Querying the Catalog to plan an upgrade

Some user on IRC was reading the releases notes in order to plan for a minor upgrade of his 8.3.3 installation, and was puzzled about potential needs for rebuilding GIST indexes. That's from the 8.3.5 release notes, and from the 8.3.8 notes you see that you need to consider hash indexes on interval columns too. Now the question is, how to find out if any such beasts are in use in your database?

It happens that PostgreSQL is letting you know those things by querying its system catalogs. That might look hairy at first, but it's very worth getting used to those system tables. You could compare that to introspection and reflexive facilities of some programming languages, except much more useful, because you're reaching all the system at once. But, well, here it goes:

SELECT schemaname, tablename, relname, amname, indexdef
  FROM pg_indexes i 
       JOIN pg_class c ON i.indexname = c.relname and c.relkind = 'i' 
       JOIN pg_am am ON c.relam = am.oid
 WHERE amname = 'gist';

Now you could replace the WHERE clause with WHERE amname IN ('gist', 'hash') to check both conditions at once. What about pursuing the restriction on the hash indexes rebuild to schedule, as they should only get done to indexes on interval columns.

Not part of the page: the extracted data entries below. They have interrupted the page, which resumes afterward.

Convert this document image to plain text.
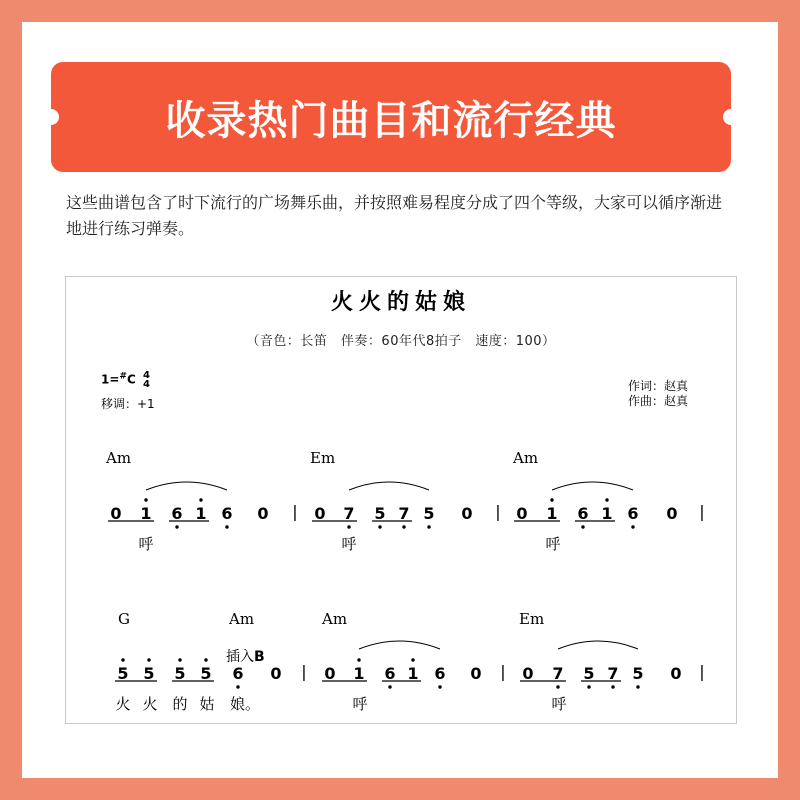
收录热门曲目和流行经典
这些曲谱包含了时下流行的广场舞乐曲，并按照难易程度分成了四个等级，大家可以循序渐进地进行练习弹奏。
火火的姑娘
（音色：长笛　伴奏：60年代8拍子　速度：100）
1=#C 4
4
移调：+1
作词：赵真
作曲：赵真
Am	Em	Am
0 1 6 1 6 0	0 7 5 7 5 0	0 1 6 1 6 0
呼	呼	呼
G	Am	Am	Em
插入B
5 5 5 5 6 0	0 1 6 1 6 0	0 7 5 7 5 0
火 火 的 姑 娘。	呼	呼
|	|	|
|	|	|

Well let's try it:

SELECT schemaname, tablename, relname as indexname, amname, indclass
  FROM pg_indexes i 
       JOIN pg_class c on i.indexname = c.relname and c.relkind = 'i' 
       JOIN pg_am am on c.relam = am.oid 
       JOIN pg_index x on x.indexrelid = c.oid 
 WHERE amname in ('btree', 'gist') 
       and schemaname not in ('pg_catalog', 'information_schema');

We're not there yet, because as you notice, the catalogs are somewhat optimized and not always in a normal form. That's good for the system's performance, but it makes querying a bit uneasy. What we want is to get from the indclass column if there's any of them (it's an oidvector) that applies to an interval data type. There's a subtlety here as the index could store interval data even if the column is not of an interval type itself, so we have to find both cases.

Well the subtlety applies after you know what an operator class is: “An operator class defines how a particular data type can be used with an index” is what the CREATE OPERATOR CLASS manual page teaches us. What we need to know here is that an index will talk to an operator class to get to the data type, either the column data type or the index storage one.

SELECT schemaname, tablename, relname as indexname, amname, indclass, opcname, typname
  FROM pg_indexes i 
       JOIN pg_class c on i.indexname = c.relname and c.relkind = 'i' 
       JOIN pg_am am on c.relam = am.oid 
       JOIN pg_index x on x.indexrelid = c.oid 
       JOIN pg_opclass o 
         on string_to_array(x.indclass::text, ' ')::oid[] @> array[o.oid]::oid[]
       JOIN pg_type t on o.opckeytype = t.oid
WHERE amname = 'hash' and t.typname = 'interval'

UNION ALL

SELECT schemaname, tablename, relname as indexname, amname, indclass, opcname, typname
  FROM pg_indexes i 
       JOIN pg_class c on i.indexname = c.relname and c.relkind = 'i' 
       JOIN pg_am am on c.relam = am.oid 
       JOIN pg_index x on x.indexrelid = c.oid 
       JOIN pg_opclass o 
         on string_to_array(x.indclass::text, ' ')::oid[] @> array[o.oid]::oid[]
       JOIN pg_type t on o.opcintype = t.oid
WHERE amname = 'hash' and t.typname = 'interval';

Most certainly this query will return no row for you, as hash indexes are not widely used, mainly because they are not crash tolerant. For seeing some results you could remove the amname restriction of course, that would show the query is working, but don't forget to add the restriction back to plan for the upgrade!

But hey, why walking the extra mile here, would you ask me? After all, in the second query we would already have had the information we needed should we added the indexdef column, albeit in a human reader friendly way: the resultset would then contain the CREATE INDEX command you need to issue to build the index from scratch. That would be enough for checking only the catalog, but the extra mile allows you to produce a SQL script to build the indexes that need your attention post upgrade. That last step is left as an exercise for the reader, though.